Allo stesso modo, il cibo in eccesso ottunde, gonfia, induce sonnolenza, apatia, disgusto; in difetto genera un senso di vuoto, fisico ed emotivo, una penuria di calore e di energie, scarsità di risorse per affrontare produttivamente l’esistenza quotidiana.
Eros suscita la sensazione che vale la pena impegnarsi nella vita di ogni giorno, darsi da fare, buttarsi a capofitto, con passione, emozione, motivazione, in un’impresa.
A suo modo anche il cibo prediletto può condurre a compiere grandi imprese, sprona ad attraversare la città trafficata per consumarlo, ad attendere lunghe e laboriose preparazioni e cotture, a svegliarsi all’alba per andare al mercato a reperire le materie prime fresche e di qualità.
Eros è vitale, viscerale, autentico, un impeto difficilmente contenibile e trattenibile, pena la perdita di quell’autenticità, spontaneità e immediatezza che una vita piena e soddisfacente dovrebbe esprimere. A sua volta, cucinare e poi gustare una pietanza dovrebbe essere frutto di una scelta di pancia, non di un ragionamento contorto e laborioso sul peso, le calorie e le caratteristiche nutrizionali, pena la perdita di buona parte del gusto e del piacere connesso.

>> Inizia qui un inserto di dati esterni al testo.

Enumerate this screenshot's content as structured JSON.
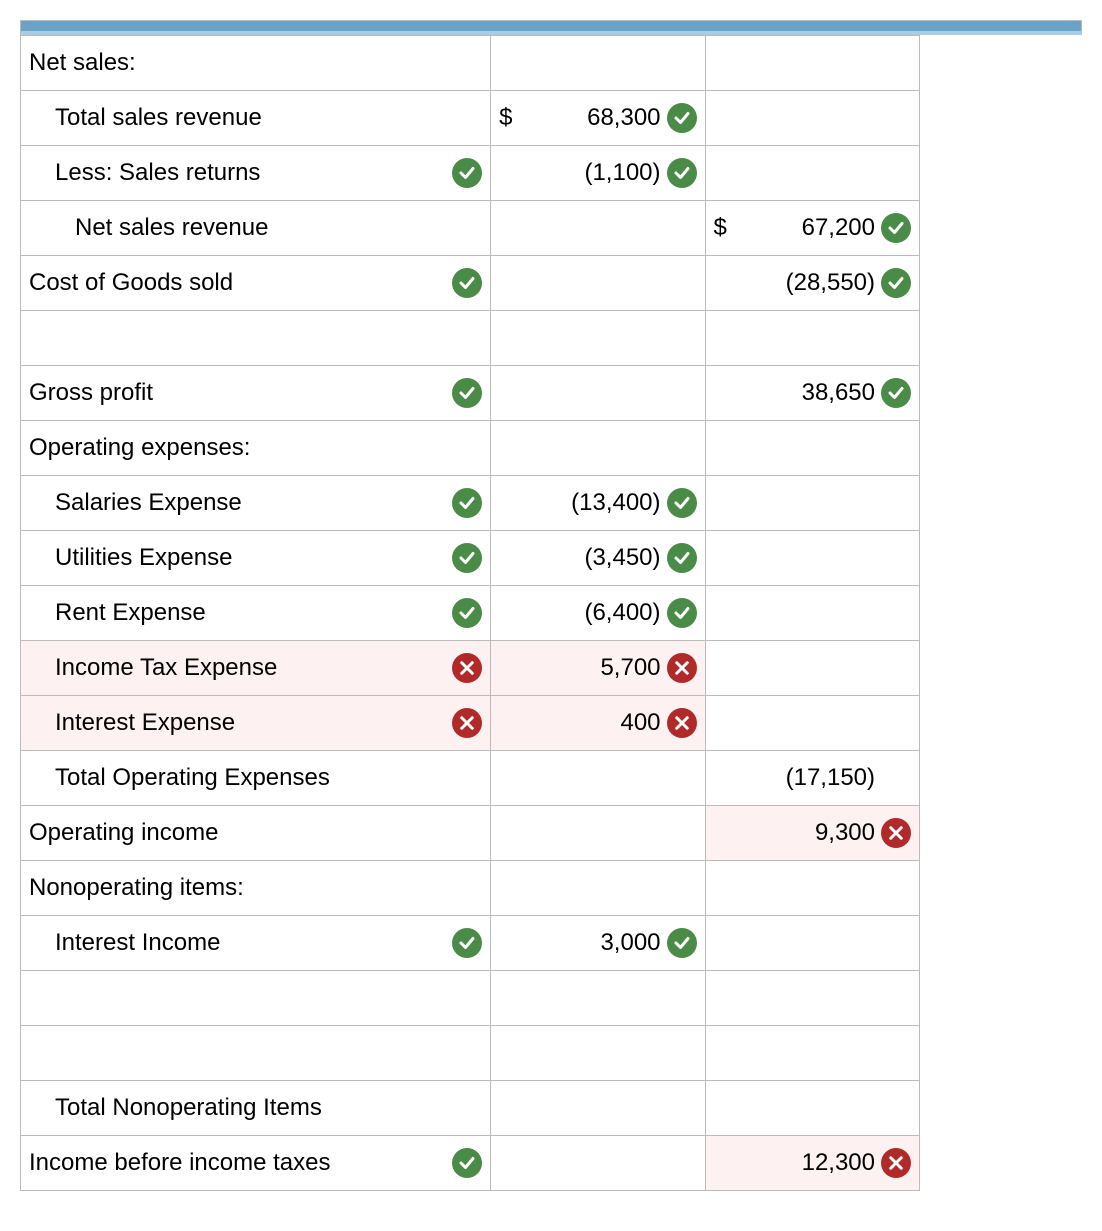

Eros non ha a che fare con il razionale, ma con una sorta di chiamata che per certi versi ha del numinoso, sacrale, divino, una vocazione che si esprime nei molteplici piani dell’esistenza, della vita privata e socio professionale. Cibarsi, del resto, ma anche cucinare, è un atto di fiducia: non c’è garanzia verbale capace di garantire integralmente circa la bontà delle materie prime o dei manicaretti. Solo la prova personale di realtà può decretare il responso finale. L’istinto s’affianca e s’accompagna alla fiducia di fondo che sarà quel che sarà. In ogni caso, alla fine, resta l’esperienza.
Eros non segue le buone maniere, le convenzioni sociali, le aspettative altrui. Allo stesso modo, talvolta il cibo, per poter essere esperito nel modo più pieno e soddisfacente richiede di andare oltre le forma: noti sono i vecchi film di Totò, che con ampi tovaglioli legati al collo s’apprestava a immergersi in immensi piatti di spaghetti, o i più attuali spot pubblicitari che invitano a leccarsi le dita, altrimenti si gode solo a metà. Essere pienamente nel momento presente e nell’esperienza sensoriale, emotiva, spirituale che si sta vivendo richiede di andare oltre i conformismi, per affidarsi ai moti interiori che sorgono, istante dopo istante.
Eros consente di andare oltre i sensi, le contingenze, i limiti della concretezza, mettendoci nelle condizioni di esperire vissuti legati al rito e alla sacralità. Il cibo rappresenta uno strumento e una situazioni di tal sorta. Del resto, nei riti cattolici, ad esempio, ostia e vino rosso rappresentano, anzi, dopo la consacrazione, diventano pane e vino quale stessa carne di Cristo. Nel nostro piccolo, ogni esperienza alimentare quotidiana può avere un profondo valore celebrativo e sacrale. E’ solo a partire dalla materia, trascendendola, che si può fare esperienza del sacro.